The man believed it was still 2003, when Microsoft could still nickel and dime customers to death because they was no alternative. He actually believes the name "Windows" carries positive connotations to people who are not PC gamers or IT managers. In short, the man was handed two "can't fail" monopolies, and believed that everyone would take when he handed them. He's had a rude awakening the last 3 years. I won't bring up the Zune, or the Kin.

And yes, this is Ballmer's fault. He had the last word. He was, and still is, the CEO. Still living in the past, and the future has slapped him in the face.

I take it Ballmer isn't on your Christmas card list.
 
Personally I hope they haven't killed off the surface phone. Especially if it ends up like one of these.

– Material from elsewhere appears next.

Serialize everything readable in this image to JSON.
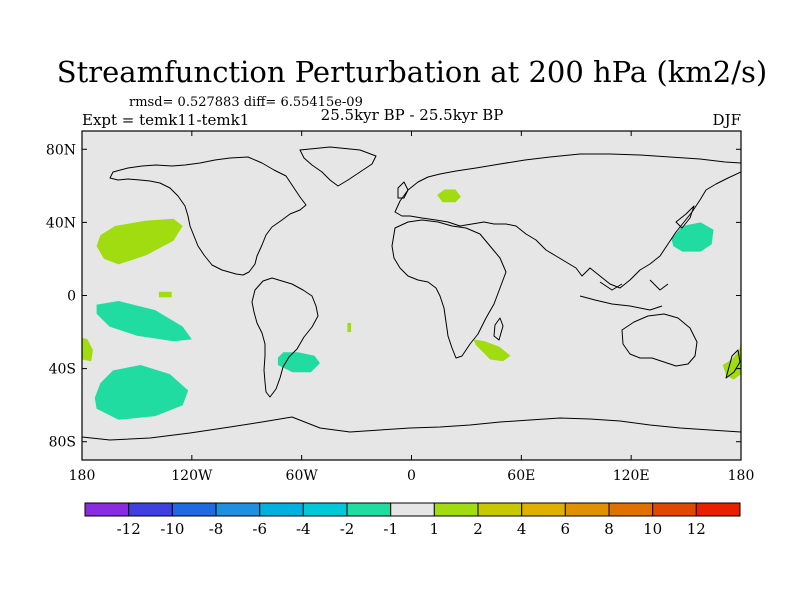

imate-Windows-8-Phone-docking-station.jpg
 
Lol, no. Don't get me wrong, I want Microsoft to succeed. Competition is good for the consumer. I'm just amazed that he stayed on a long as he did with failure after failure in the consumer market. He wasn't fired because the Windows and Office divisions still make truckloads of money. And probably because he's Gates' buddy.
 
I think he wasn't fired because he did a good job. He made mistakes, there is no denying that. But if hes responsible for vista, then hes responsible for the xbox 360 and windows phone.

He did a good job. Not the best, certainly not the worst.
 
IMO, I think MS would have struggled to bring out a Surface Phone against what Nokia has brought out in the Lumia range. Quite possibly, this is the reason why a Surface Phone was postponed or not brough to light.
That being said, now that Nokia is in the MS fold, I think we can start looking at the possibility of a Surface Phone being developed (n terms of Nokia style and quality).